Léopold Sédar Senghor – Ethiopiques (1956)

D’abord pour la beauté du mot… Fulgurances ! Un de ces mots français qui, comme par magie, nous offre, à sa simple lecture, l’image même de ce qu’il veut dire. Un « mot vivant » en quelque sorte, et grâce, ne l’oublions pas, à une langue morte. (du latin, fulgurare, lancer des éclairs.)

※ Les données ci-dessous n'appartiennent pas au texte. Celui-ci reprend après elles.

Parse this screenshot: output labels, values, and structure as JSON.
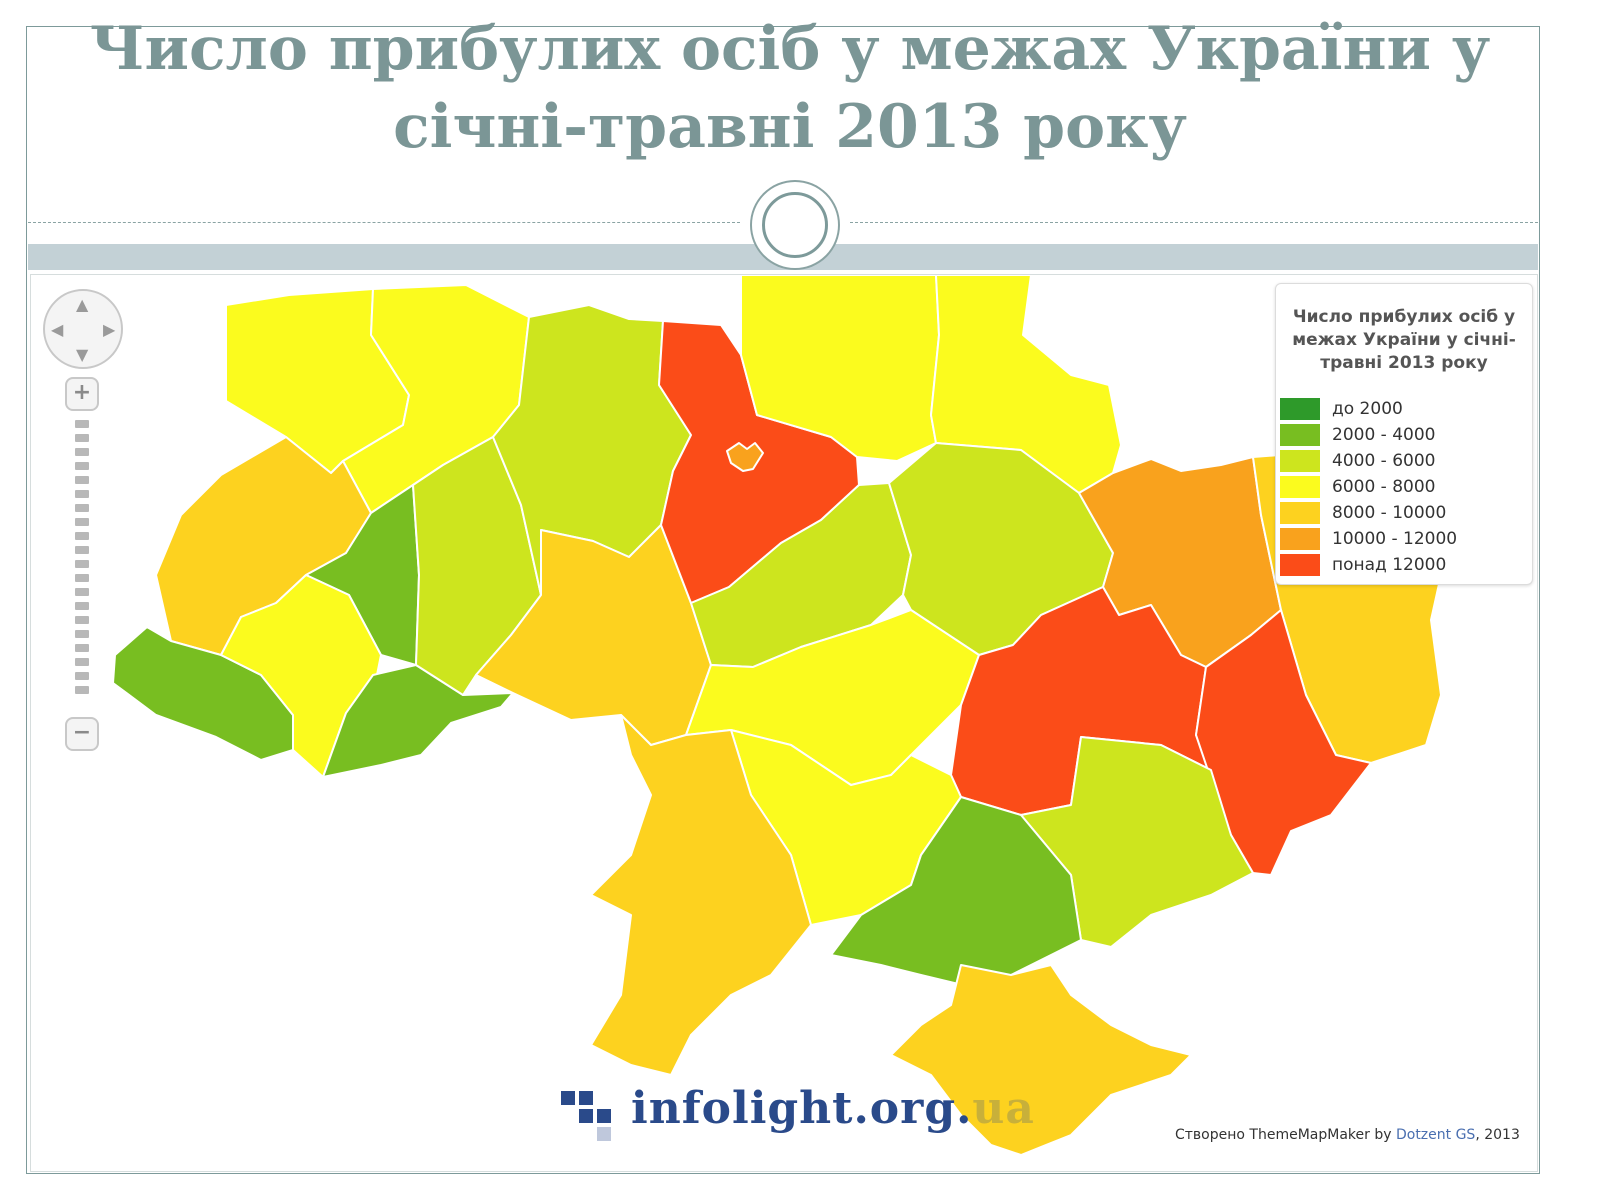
{
  "slide": {
    "title_line1": "Число прибулих осіб у межах України у",
    "title_line2": "січні-травні 2013 року",
    "title_color": "#7b9696"
  },
  "map": {
    "legend": {
      "title_line1": "Число прибулих осіб у",
      "title_line2": "межах України у січні-",
      "title_line3": "травні 2013 року",
      "classes": [
        {
          "label": "до 2000",
          "color": "#2e9a2a"
        },
        {
          "label": "2000 - 4000",
          "color": "#78be21"
        },
        {
          "label": "4000 - 6000",
          "color": "#cde51e"
        },
        {
          "label": "6000 - 8000",
          "color": "#fbfb1e"
        },
        {
          "label": "8000 - 10000",
          "color": "#fdd21f"
        },
        {
          "label": "10000 - 12000",
          "color": "#f9a21d"
        },
        {
          "label": "понад 12000",
          "color": "#fb4c18"
        }
      ]
    },
    "controls": {
      "zoom_in_label": "+",
      "zoom_out_label": "−",
      "pan_up_icon": "chevron-up-icon",
      "pan_down_icon": "chevron-down-icon",
      "pan_left_icon": "chevron-left-icon",
      "pan_right_icon": "chevron-right-icon"
    },
    "credit": {
      "prefix": "Створено ThemeMapMaker by",
      "author": "Dotzent GS",
      "suffix": ", 2013"
    },
    "watermark": {
      "text": "infolight.org.",
      "faded_suffix": "ua"
    }
  }
}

Ensuite, parce qu’en cette période bénie de rentrée culturelle et littéraire, nous avons l’immense chance à Strasbourg, d’accueillir, avec les Bibliothèques Idéales, une manifestation qui pourrait fort bien s’appeler le « festival des fulgurances », tant ce qui y est régulièrement exprimé par les écrivains invités, suscite auprès du public, admiration, enthousiasme, interrogation et bien d’autres émotions qui, toutes, éclairent un mois de septembre à la luminosité doucement descendante.
Et que dire des fulgurances exprimées ici même, dans ce numéro 30 d’Or Norme ? Et notamment par des fidèles des « BI ».

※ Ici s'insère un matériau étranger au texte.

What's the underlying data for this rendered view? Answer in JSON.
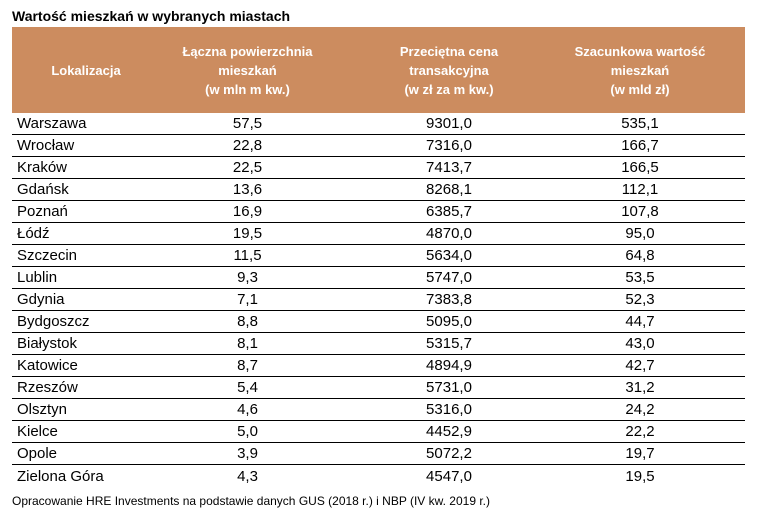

Celles de Stanislas Nordey, directeur du TNS, qui se livre comme jamais sur l’origine intime de son goût pour le théâtre. Celles de Régis Debray, qui dans un formidable entretien accordé à Jean-Luc Fournier, les multiplie, pour expliquer à son ls de seize ans, et à nous tous, les enjeux d’une époque où, selon lui, les écrivains ne font plus le poids face à l’univers numérique, même si « il y a toujours une cour de récréation pour que les écrivains jouent entre eux et avec leurs lecteurs… »
Mais nous savons bien, et Régis Debray aussi, que c’est dans la cour de récréation que nous avons tous expérimenté la « vraie vie », celle des amitiés, des amours, des cruautés, de l’apprentissage du bien et du mal.
Il faudra donc relever le défi , soutenir, encourager ces Bibliothèques Idéales, et surtout y participer, pour avoir la chance d’être frappé par la foudre littéraire, celle qui sait éclairer notre époque sous des angles si différents que ce qui nous est généralement donné en pâture au quotidien.
Enfin, vous vous laisserez également surprendre dans ce numéro 30, comme nous sans doute, par CharlElie Couture et ses fulgurances New-Yorkaises, et encore celles de Marquis de Sade, d’Agnès Ledig, de Vanessa Schneider, et de trois femmes de culture qui éclairent, elles aussi, si avantageusement le Strasbourg qu’on aime…Or Norme.